1. Decide-se hoje, pelo menos formalmente, o destino do Orçamento de Estado (OE). O cenário oferecido aos servos fiscais, a que chamam cidadãos, resume-se assim: Governo e oposição, imprestáveis para empreender reformas sérias, digladiam-se numa romaria orçamental, com tácticas casuísticas e o mesmo objectivo estratégico: ter poder para, numa democracia de mercado, repartir benefícios pelos prosélitos mais próximos; um Estado tentacular, aprisionado por esta lógica e por escritórios de advogados, que assiste impávido à degradação da provisão pública dos serviços de saúde, educação e justiça; um Presidente que, em nome da estabilidade podre que o obceca, nos sopra liminarmente, a cada passo, a velha máxima de Thatcher: “There is no alternative”.
São evidentes os sinais do autoritarismo monolítico de António Costa, cada vez mais fixado na afirmação do seu poder e na imposição de ideias de controlo e supervisão da sociedade. Conseguirá ele, no último minuto, fazer aprovar mais um OE? Créditos de flexibilidade de cintura, não lhe faltam. Entre outros, basta que recordemos o sorriso cínico com que deu a volta ao resultado das eleições que perdeu, ante um político que vinha de quatro anos de distribuição de miséria pelo país; a facilidade com que, depois de considerar o Bloco de Esquerda uma “inutilidade total”, o utilizou para ser poder; a volatilidade que usou para passar do eurocepticismo (saudou a eleição de Tsipras como um sinal de mudança na Europa) para o federalismo (quando lhe foi conveniente, alinhou rápido com as propostas de Macron); a ligeireza com que, depois de perorar na oposição contra “os falcões de Berlim”, bajulou, no Governo, a senhora Merkel.
Ou estará antes no papel de escorpião, pronto para ferrar de morte o OE, porque não resiste ao chamamento para presidente do Conselho da Europa, em Julho de 2022? É que, como bem lembrou Ana Gomes, tem e recusa a solução: acabar com a caducidade da contratação colectiva.
2. De passo síncrono com a diminuição da natalidade e o envelhecimento da população, acentuou-se em Portugal o abismo entre o litoral, sobrepovoado, e o interior, desertificado; enveredámos por um desenvolvimento agrícola de monoculturas intensivas, que depauperam solos e reservas de água; continuamos um país desindustrializado, fortemente dependente da importação de bens, a que outros acrescentaram valor; regredimos nos resultados da Educação; assistimos à degradação continuada da Justiça; numa palavra, permitimos, mansos, a imposição de um colete-de-forças ideológico em múltiplas áreas da vida colectiva.

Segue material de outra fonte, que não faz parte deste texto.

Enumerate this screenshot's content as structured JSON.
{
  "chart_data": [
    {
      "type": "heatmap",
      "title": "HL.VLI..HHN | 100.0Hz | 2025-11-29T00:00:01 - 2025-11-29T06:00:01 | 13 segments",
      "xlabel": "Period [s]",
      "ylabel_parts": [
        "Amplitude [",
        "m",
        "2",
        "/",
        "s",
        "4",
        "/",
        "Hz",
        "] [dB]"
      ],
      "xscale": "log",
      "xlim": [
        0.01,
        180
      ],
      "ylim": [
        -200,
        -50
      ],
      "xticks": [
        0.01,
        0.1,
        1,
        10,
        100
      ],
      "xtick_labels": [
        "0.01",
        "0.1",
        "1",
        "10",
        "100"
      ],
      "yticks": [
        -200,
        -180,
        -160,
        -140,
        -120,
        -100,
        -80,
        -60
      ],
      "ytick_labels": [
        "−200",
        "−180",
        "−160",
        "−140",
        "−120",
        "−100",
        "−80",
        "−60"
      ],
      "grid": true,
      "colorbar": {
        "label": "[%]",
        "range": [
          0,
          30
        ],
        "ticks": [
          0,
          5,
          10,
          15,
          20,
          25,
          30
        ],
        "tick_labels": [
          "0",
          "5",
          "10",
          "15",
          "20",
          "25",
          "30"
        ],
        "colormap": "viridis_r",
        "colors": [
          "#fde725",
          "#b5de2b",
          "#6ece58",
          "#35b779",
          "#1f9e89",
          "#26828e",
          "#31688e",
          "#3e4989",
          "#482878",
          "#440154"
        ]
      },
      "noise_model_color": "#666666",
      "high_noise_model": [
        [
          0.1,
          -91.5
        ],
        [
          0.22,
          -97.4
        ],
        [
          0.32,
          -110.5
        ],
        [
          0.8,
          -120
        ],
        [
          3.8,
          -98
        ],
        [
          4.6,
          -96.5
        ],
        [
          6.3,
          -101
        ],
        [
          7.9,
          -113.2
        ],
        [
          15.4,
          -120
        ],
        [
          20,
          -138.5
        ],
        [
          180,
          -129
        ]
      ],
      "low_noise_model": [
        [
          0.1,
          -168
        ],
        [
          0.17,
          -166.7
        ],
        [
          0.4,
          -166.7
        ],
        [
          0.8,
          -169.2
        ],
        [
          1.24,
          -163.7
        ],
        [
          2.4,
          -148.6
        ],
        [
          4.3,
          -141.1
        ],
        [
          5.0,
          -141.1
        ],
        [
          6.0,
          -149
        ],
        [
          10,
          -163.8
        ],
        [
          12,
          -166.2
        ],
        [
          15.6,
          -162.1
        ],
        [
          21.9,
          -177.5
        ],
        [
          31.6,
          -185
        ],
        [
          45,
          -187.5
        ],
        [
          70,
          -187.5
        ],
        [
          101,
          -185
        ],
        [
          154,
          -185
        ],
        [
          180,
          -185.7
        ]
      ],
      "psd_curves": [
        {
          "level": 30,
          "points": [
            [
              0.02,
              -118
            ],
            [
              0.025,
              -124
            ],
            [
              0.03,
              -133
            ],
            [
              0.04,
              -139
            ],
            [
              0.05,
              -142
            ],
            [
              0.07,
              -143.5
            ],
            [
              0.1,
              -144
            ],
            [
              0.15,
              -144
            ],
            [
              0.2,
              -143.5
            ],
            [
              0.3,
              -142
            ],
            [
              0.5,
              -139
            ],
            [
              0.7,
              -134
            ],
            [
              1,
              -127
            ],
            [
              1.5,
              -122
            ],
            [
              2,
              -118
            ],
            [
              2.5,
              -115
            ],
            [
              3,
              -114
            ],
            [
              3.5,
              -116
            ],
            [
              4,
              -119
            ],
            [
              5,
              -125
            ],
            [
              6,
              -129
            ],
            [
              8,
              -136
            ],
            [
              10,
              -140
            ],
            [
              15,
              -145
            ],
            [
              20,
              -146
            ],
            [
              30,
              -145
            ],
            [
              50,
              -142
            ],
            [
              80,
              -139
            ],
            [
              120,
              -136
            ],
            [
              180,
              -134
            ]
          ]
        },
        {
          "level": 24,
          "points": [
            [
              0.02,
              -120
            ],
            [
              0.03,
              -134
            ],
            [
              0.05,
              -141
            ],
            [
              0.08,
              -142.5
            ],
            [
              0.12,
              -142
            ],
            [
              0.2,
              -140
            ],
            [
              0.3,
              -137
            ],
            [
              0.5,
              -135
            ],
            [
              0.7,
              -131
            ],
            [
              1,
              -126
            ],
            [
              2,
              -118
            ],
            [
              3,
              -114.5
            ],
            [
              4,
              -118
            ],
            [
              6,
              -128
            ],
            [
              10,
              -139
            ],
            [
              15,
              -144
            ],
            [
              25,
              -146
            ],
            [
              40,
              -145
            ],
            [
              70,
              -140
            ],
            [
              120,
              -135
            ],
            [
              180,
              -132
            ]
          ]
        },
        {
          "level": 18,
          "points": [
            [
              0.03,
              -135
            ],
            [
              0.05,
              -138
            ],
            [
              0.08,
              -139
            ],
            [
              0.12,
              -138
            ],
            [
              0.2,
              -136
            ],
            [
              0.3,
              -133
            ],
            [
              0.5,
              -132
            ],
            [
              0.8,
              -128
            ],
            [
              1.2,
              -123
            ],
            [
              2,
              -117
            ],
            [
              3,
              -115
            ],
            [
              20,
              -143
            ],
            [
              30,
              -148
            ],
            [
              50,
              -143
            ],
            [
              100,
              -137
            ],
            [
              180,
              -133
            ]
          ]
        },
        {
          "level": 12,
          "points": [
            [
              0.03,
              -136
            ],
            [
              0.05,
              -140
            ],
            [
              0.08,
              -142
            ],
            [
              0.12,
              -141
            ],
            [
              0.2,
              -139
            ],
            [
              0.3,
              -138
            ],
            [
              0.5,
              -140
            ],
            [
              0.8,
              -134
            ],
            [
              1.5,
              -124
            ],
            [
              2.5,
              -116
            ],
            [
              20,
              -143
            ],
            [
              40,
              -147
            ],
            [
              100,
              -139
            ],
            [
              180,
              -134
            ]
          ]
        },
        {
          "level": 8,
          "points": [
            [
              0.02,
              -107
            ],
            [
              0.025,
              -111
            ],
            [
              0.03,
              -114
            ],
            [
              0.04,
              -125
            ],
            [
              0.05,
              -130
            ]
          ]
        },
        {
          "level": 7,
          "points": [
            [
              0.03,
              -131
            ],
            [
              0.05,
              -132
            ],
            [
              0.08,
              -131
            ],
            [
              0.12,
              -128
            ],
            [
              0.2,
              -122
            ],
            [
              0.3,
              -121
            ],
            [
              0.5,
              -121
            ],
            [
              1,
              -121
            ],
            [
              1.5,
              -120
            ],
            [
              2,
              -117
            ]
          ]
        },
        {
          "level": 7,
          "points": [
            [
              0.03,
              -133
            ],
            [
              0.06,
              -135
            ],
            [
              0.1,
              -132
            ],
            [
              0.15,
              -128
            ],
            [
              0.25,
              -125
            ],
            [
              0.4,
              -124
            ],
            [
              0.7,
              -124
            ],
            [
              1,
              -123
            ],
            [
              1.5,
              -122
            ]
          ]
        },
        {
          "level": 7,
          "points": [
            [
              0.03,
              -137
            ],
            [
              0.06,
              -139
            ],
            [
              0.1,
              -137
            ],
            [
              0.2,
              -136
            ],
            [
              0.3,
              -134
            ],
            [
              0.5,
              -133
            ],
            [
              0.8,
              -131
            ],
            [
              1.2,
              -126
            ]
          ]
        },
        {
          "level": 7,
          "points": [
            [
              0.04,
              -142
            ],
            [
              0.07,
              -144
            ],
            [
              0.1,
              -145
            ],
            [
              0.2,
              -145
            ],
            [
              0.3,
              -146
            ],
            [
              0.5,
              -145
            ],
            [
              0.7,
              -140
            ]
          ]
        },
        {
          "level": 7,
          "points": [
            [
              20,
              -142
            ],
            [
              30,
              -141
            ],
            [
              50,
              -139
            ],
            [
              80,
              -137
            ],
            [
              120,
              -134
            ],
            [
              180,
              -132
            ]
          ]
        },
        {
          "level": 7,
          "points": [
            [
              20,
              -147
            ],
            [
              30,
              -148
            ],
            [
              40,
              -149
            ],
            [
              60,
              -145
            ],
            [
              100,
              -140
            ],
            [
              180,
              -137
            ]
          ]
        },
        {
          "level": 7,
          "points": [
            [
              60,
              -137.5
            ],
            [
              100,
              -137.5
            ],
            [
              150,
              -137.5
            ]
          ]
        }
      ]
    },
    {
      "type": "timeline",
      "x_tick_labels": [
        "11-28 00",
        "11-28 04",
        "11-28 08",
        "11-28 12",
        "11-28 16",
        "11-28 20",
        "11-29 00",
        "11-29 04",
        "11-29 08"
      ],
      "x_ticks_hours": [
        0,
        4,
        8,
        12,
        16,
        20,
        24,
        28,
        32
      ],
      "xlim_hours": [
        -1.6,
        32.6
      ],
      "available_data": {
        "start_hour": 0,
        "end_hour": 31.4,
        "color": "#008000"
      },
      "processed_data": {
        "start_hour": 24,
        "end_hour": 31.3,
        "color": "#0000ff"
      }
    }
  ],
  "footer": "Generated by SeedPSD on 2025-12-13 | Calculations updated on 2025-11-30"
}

Muitos, respeitáveis, dizem que não há racismo em Portugal. Detenham-se nos comentários que pululam nas redes sociais. Encontrarão, mais do que racismo, ódio. Ódio profundo dirigido ao outro, seja branco, preto ou amarelo, estigmatizando todos pelos comportamentos de alguns. Demasiados oprimidos, aí, odeiam mais o outro que o opressor e mostram-se inaptos, sequer, para identificar quem os faz pobres e oprimidos. Muitos deles, sem se darem conta, porque alienados, viram simples colaboracionistas, quando assumem as mesmíssimas práticas e dialéticas que julgam estar a combater. De alma profundamente dorida, vejo isso, até, nas caixas de comentários dos professores.
À medida que envelheço, os problemas que não podem ser solucionados cientificamente, mas que são fundacionais de uma visão personalista da vida, vão ocupando o meu espaço reflexivo em detrimento daqueles que resolvo com o conhecimento acumulado. Assim, quando olho para a corrente política que procura dominar o ensino, sinto-me em sentido contrário: eles fixados nas competências, que resolvem problemas (do sistema económico); eu preocupado com os modos diferentes de ver o mundo (para que cada um o entenda).
A pressão que o utilitarismo e o consumismo, as medidas e os números exercem sobre os que pensam é tal, que muitos acabam desistindo da Filosofia, da História e da Literatura e aceitam acriticamente o império da Estatística.
Oxalá esta crise pudesse, pelo menos, despertar políticos e pedagogos para a necessidade de produzir pensamento sobre processos de melhorar a qualidade de vida das populações, recuperando o equilíbrio entre as prerrogativas do Estado e as liberdades fundamentais dos cidadãos.